«Что касается до печати союзников, то я туда корреспондировал, пока был жив Афиногенов, — это шло через... Информбюро, после же смерти Афиногенова я почти перестал туда писать».
«Я написал тут повестушку — насчет англичан, — ее где-то издают, печатают в газете из номера в номер целый месяц. Мне было хорошо, а газете плохо».
«Корреспонденции твои я всегда читаю, и не потому, что они так уж удивительно хороши, а потому, что по ним я определяю — жив ты, здоров ты или нет. Рассказ у тебя был симпатичный. Но ты как личность симпатичнее...»
Вскоре он покинул Архангельск и надолго расстался с семьей.
Там, на действующем флоте, ему было сподручнее.
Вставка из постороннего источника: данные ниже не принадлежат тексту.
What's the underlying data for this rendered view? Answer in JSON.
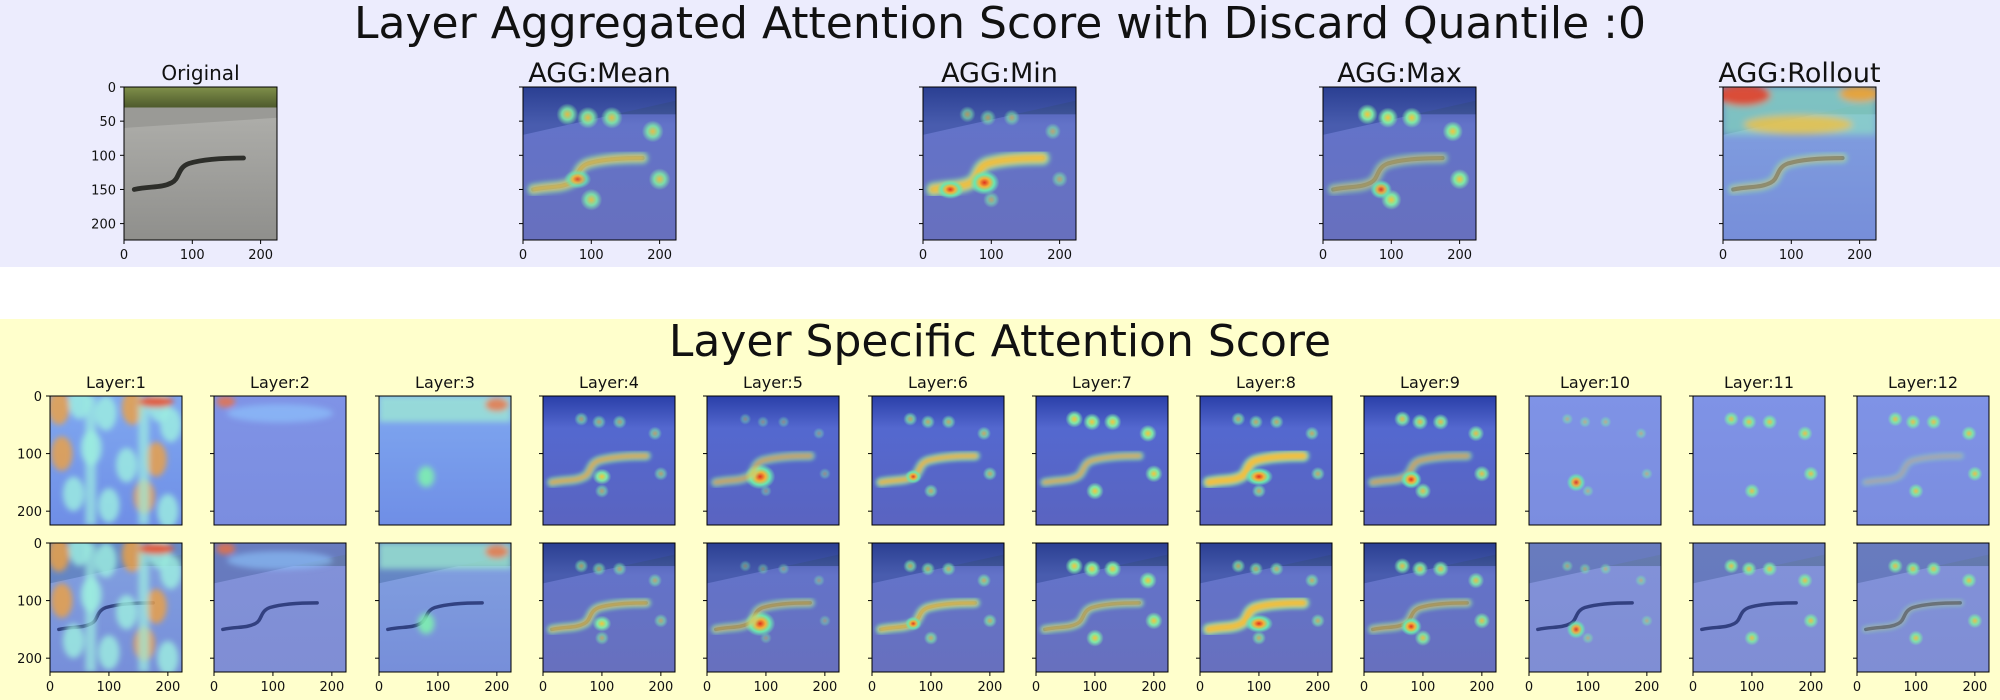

«Я пишу повесть про морских летчиков. Быть может, это будет даже роман. Во всяком случае, это будет нечто объемистое. Когда это нечто я кончу, неизвестно. Мелочи я не пишу — надоело. Да и нужды в этом нет. Нынче газеты и без рассказов интересны. В августе, если обстоятельства будут благоприятствовать, надеюсь подгрести к Тане. Думаю, что меня пустят. А не пустят — что ж делать».
Отпуск Герману дали. Он был прелестен, но краткосрочен, этот отпуск.
И Герман нервничал, потому что возвращаться надо на попутных — машинах, эшелонах, самолетах...
О том, как возвращался из краткосрочного «увольнения на берег», рассказывал мне потом.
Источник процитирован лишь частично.